As an aside, we are strongly considering pairing the facility with a CVM, and have been in discussions about doing so. This would allow students to see far more orthopedic surgical cases than they would otherwise.

I'd love to hear more of your thoughts on potential caseload.
 
Our belief is that the pet owner community would likely not even know that the option existed. We don't plan on having a PR budget, our concern is simply managing the case load to make the facility functional. As such, we only expect to get cases by referral, and would expect that a private practitioner had 1) triaged the case, and 2) provided a cost for surgery/rehab to the owner, and found that 3) the owner could not afford that quoted amount, and thus opted for euthanasia. It would be at that point that the practitioner would recommend our option, as a 'last resort'.

We're very confident that they type of pet owner that is unable to afford surgery/rehab is an owner likely unaware of an option like this. We're somewhat confident that the population in general is also unlikely to know of this option, and therefore unlikely to take advantage of the situation. We absolutely do not want to compete with private practice.

As an aside, we are strongly considering pairing the facility with a CVM, and have been in discussions about doing so. This would allow students to see far more orthopedic surgical cases than they would otherwise.

I'd love to hear more of your thoughts on potential caseload.

I have three words: Word of mouth.

Should be sufficient and make sense.
 
I doubt anyone here can even give you an idea on "potential caseload" it boils down to many, many factors including: location, economics of the area, other referral centers in the area, can the owner even provide appropriate post-op care for their pet (waste of $$ if not), etc, etc.

Not only that but quite a few orthopedic issues aren't just a quick surgery/rehab and the animal is good to go. Many of the issues require long-term follow-up and continuous rehab. Not to mention that certain conditions predispose animals to have repeat issues (ex: cranial cruciate rupture). Are you going to provide free follow-up care for the rest of these animals lives? Because you need to consider that.

Honestly, I don't see this working out well. Especially due to those 3 words I stated earlier... word of mouth. Sure, at first people probably won't know about it, but with time, people will hear about it and it will become an issue of the general public knowing it and believing they are deserving of that free service for their pet. It won't stay a "secret" or out of the "media" forever.
 
Especially if a rescue group(or a couple) finds out about you! - word of mouth + social media = lots of people finding out!

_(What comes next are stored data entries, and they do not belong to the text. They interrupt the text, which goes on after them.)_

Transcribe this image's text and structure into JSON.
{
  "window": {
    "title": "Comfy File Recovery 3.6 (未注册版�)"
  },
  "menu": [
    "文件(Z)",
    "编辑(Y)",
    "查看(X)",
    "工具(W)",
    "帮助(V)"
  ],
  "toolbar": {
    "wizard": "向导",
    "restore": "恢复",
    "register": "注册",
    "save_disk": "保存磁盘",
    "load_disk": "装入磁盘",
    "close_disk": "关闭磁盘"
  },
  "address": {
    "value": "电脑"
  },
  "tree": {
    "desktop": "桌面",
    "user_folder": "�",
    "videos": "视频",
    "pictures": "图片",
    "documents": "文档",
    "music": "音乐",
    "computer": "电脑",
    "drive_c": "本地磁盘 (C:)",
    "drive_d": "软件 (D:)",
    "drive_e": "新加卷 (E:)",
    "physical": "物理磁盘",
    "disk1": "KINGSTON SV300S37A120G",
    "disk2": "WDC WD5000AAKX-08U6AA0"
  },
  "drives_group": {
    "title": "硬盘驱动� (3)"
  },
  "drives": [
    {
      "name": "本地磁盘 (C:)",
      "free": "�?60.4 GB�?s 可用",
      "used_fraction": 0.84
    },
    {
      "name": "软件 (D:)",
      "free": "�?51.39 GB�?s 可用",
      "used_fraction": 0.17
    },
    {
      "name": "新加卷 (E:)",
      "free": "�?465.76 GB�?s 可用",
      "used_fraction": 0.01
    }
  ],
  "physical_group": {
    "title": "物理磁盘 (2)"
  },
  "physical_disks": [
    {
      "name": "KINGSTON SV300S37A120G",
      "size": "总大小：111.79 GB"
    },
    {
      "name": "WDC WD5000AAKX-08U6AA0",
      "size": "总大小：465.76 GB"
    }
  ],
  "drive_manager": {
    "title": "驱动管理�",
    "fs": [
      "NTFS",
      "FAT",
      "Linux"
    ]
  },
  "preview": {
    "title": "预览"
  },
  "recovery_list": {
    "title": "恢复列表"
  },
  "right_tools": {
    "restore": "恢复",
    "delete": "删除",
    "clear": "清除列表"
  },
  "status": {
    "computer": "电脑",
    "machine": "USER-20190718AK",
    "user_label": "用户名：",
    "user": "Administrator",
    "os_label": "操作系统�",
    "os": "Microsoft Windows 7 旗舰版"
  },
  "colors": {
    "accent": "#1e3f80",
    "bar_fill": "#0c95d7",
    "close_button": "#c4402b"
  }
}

I will say, joining with a CVM would be super beneficial. I know at my school, from what I have heard, Ortho rotation = standing and holding and writing up reports... I would Love to get more Ortho experience than the 2 weeks we get.
 
Especially if a rescue group(or a couple) finds out about you! - word of mouth + social media = lots of people finding out!

I will say, joining with a CVM would be super beneficial. I know at my school, from what I have heard, Ortho rotation = standing and holding and writing up reports... I would Love to get more Ortho experience than the 2 weeks we get.
the problem is that that is a super fast way to anger the veterinarians referring cases to you. i understand that this isnt supposed to take business from them because it's meant to serve clients who would otherwise do nothing or euthanize, but the politics behind anything like this are always super dicey. also, as the teachee, you will almost always be standing there, holding, and writing reports. fact of life. i don't know how non-surgery specialists learn to do ortho cases, but it isn't as a student or an intern (not on living, client owned animals).
 
As much as I would love to be a naysayer on this one, I think this may possibly be workable under the right circumstances.

So Tufts has this program now where they have a primary care clinic where the clients essentially have to be on good stamps to qualify, and they have to show proof. That mostly eliminates the people taking advantage situation. Students get great surgical experience with pyos, cystotomies, spays/neuters, mass removals, dentals, enterotomies, etc... that a non boarded surgeon can do. If there is a surgeon that is available that will volunteer their time, some ortho procedures get done (and students get to do a majority of the surgery), or failing that, students get to amputate or do FHOs as a salvage procedure. I don't know who qualifies, but doesn't Davis have a similar program?

So I don't see how this couldn't be done as an ortho only situation attached to a vet school. As long as the clients are charged enough to cover material fees and low overhead (esp if parts of the teaching hospital can be used), it could happen.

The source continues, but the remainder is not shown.